Howard Norman was just skating through life when he accepted a museum assignment in Churchill, Manitoba, to translate the Noah foltakes, as told by an Inuit, into English. Within days of arrival he met Helen Tanizaki, a linguist translating the same stories into Japanese.
Tanizaki, a decade older than Howard, was a smart, strong woman dying of stomach cancer. Her well-researched, philosophical approach to aspects of her life is admirable and yet not envied. She herself admitted that the examined life is somewhat melancholic.
They form a close intellectual friendship with an emotional undercurrent that remains unspoken. (Who's closer to you than the person to whom you bequeath your ashes?) Howard's vignettes of his autumn with Tanizaki in the far north are interwoven with the Noah stories, alternative tales of the Ark getting icebound in Hudson's Bay.

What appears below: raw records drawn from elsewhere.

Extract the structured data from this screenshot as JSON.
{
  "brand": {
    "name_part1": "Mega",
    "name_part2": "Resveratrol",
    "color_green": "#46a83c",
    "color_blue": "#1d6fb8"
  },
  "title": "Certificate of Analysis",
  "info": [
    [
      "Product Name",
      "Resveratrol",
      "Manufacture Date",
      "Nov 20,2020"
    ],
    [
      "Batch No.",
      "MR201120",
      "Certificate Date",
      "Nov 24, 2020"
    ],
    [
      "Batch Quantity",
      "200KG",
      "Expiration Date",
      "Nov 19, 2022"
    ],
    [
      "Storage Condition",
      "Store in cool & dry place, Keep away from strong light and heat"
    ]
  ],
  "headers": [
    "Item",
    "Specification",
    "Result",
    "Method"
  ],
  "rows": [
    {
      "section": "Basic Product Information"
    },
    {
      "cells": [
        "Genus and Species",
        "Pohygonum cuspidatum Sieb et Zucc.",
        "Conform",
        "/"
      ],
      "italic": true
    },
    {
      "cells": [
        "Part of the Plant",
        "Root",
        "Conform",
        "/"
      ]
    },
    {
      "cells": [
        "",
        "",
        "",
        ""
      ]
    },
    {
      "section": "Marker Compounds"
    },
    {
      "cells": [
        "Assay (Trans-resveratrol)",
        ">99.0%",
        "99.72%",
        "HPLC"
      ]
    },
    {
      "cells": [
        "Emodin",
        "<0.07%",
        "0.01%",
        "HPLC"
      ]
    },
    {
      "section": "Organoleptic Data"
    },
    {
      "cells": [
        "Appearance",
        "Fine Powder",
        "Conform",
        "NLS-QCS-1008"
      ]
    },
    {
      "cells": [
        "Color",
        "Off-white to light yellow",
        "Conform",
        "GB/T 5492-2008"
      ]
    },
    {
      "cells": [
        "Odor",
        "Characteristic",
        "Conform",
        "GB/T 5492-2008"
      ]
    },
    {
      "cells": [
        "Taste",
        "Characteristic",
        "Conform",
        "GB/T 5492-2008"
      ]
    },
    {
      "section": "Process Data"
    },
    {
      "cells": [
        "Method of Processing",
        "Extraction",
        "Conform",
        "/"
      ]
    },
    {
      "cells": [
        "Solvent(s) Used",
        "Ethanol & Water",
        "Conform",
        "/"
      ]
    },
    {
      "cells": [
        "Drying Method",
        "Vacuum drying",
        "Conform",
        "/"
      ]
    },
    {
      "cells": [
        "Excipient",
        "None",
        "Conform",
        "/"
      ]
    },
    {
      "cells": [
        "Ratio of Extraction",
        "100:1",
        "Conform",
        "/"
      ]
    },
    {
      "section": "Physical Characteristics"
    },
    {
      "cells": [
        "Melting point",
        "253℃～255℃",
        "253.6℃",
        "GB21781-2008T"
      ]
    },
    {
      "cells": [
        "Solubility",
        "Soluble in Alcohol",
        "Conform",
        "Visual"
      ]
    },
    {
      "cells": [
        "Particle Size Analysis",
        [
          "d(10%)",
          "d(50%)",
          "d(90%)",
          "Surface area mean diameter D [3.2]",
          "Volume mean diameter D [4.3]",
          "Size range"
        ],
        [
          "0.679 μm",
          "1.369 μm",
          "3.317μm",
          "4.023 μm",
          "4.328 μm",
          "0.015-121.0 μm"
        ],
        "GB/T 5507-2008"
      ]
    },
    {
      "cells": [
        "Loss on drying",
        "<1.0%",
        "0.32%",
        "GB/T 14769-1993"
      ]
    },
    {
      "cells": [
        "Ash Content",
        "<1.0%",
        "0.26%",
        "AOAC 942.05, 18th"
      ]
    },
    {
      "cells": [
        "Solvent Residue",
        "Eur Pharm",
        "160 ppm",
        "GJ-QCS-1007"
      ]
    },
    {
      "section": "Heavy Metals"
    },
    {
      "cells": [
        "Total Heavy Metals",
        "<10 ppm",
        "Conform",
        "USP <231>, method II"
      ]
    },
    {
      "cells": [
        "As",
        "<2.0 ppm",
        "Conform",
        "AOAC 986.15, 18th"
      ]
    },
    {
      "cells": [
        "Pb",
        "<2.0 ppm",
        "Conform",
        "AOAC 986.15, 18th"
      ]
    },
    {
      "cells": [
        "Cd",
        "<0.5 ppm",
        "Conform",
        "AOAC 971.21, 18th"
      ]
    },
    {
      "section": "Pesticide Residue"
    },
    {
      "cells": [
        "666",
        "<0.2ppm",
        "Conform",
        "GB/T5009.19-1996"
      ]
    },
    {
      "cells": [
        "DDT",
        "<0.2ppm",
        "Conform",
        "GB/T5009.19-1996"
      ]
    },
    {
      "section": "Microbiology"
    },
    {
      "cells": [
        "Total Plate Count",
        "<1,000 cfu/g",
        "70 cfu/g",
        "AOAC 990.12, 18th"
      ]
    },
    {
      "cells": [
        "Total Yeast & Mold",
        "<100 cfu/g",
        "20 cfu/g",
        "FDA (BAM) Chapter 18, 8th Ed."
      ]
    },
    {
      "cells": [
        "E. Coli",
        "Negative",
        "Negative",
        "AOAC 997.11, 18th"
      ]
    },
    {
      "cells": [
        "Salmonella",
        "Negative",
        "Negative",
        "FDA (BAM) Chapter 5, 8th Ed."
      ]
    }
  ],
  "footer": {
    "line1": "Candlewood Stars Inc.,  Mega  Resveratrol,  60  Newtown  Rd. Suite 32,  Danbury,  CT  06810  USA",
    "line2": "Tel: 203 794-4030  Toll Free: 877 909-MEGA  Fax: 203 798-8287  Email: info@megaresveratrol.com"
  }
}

In each story, Noah does not see the Ark's animals as food and refuses to share them with the natives through the winter. He also rejects the locals offers of help, though in some of the stories his family moves to the native village. In all the stories, the Ark breaks apart and sinks. Sometimes Noah drowns, sometimes he survives to walk south in the spring. In some stories, his family goes south with him, sometimes they stay behind.
This beautiful little book displays Howard's recognition of how much Tanizaki influenced his life. It is his memorial to her more than twenty years after her death.